Georgieva also said that if necessary the institution is willing to provide help to other countries that are affected by the conflict.
World Bank will support Ukraine
For his part, the president of the World Bank (WB), David Malpass, said through his Twitter account that he was “deeply saddened and horrified by the devastating events in Ukraine, which will have a far-reaching economic and social impact.”
The organization "is preparing options for great support to the people of Ukraine and the region, including immediate budget support," Malpass added.

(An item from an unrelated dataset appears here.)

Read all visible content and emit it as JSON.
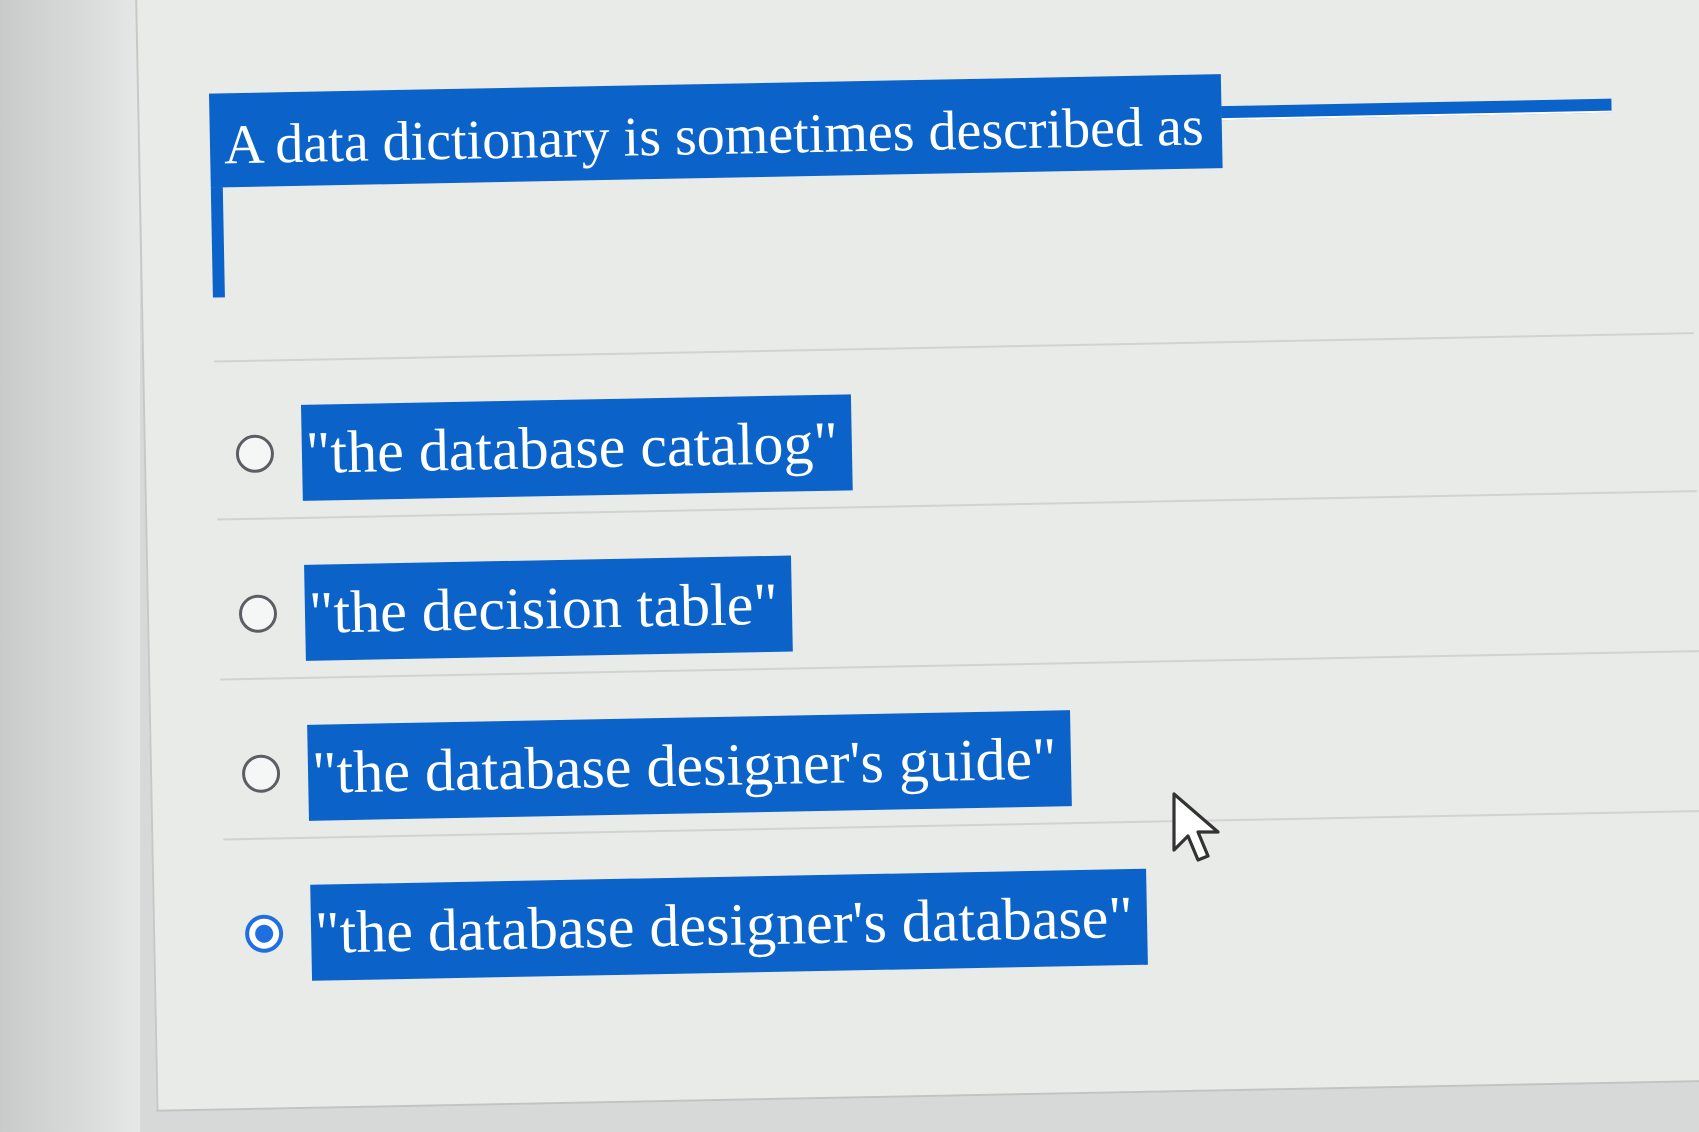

The outbreak of the war in Ukraine caused a sharp rise in gas and oil prices that exceeded 100 dollars a barrel. In addition, it generated a fall in the stock markets of Europe, Asia and, to a lesser extent, on Wall Street, which recovered at the end of Thursday’s session.
In an upcoming update, the IMF is expected to cut growth forecasts for the world economy. In January, the agency estimated a reduction in global GDP to 4.4% for this year, half a point below the previous October forecast. Fundamentally, as a consequence of the effects of the latest wave of the covid-19 pandemic.
Russia was prepared for sanctions
As part of the West’s response to Russia, US President Joe Biden and British Prime Minister Boris Johnson announced a package of economic sanctions effective immediately.
The sanctions include the freezing of assets of four of the main Russian banks VTB, Otkritie, Novikombank and Sovcombank. As well as the suspension of high-tech exports to Russia, among others.
But, Moscow had already been preparing to face the sanctions for several years. To do this, he accumulated cash, gold and cryptocurrencies in a reserve fund for the war and has a very low level of debt.
"The Bank of Russia and the Russian government will provide all necessary assistance to banks sanctioned by Western states" with rubles and foreign currencies, the financial institution said in a statement released on Friday.
"All operations of these banks will be carried out in rubles and proper services will be provided to all clients as usual," the statement said.
This "is not a coincidence," said Elina Ribakova of the Institute of International Finance. "I think it's a very important part of what we call the strength of the Russian strategy," she said.
On the Flipside
- With this piggy bank, the Russian government hopes to mitigate the effects of US and European sanctions.
- In the meantime the US Federal Reserve could delay or downplay the expected interest rate hike scheduled for March.
Although analysts predict that if the conflict in Ukraine causes a very serious imbalance in the supply of raw materials and prices rise to critical levels, it may have to act more aggressively.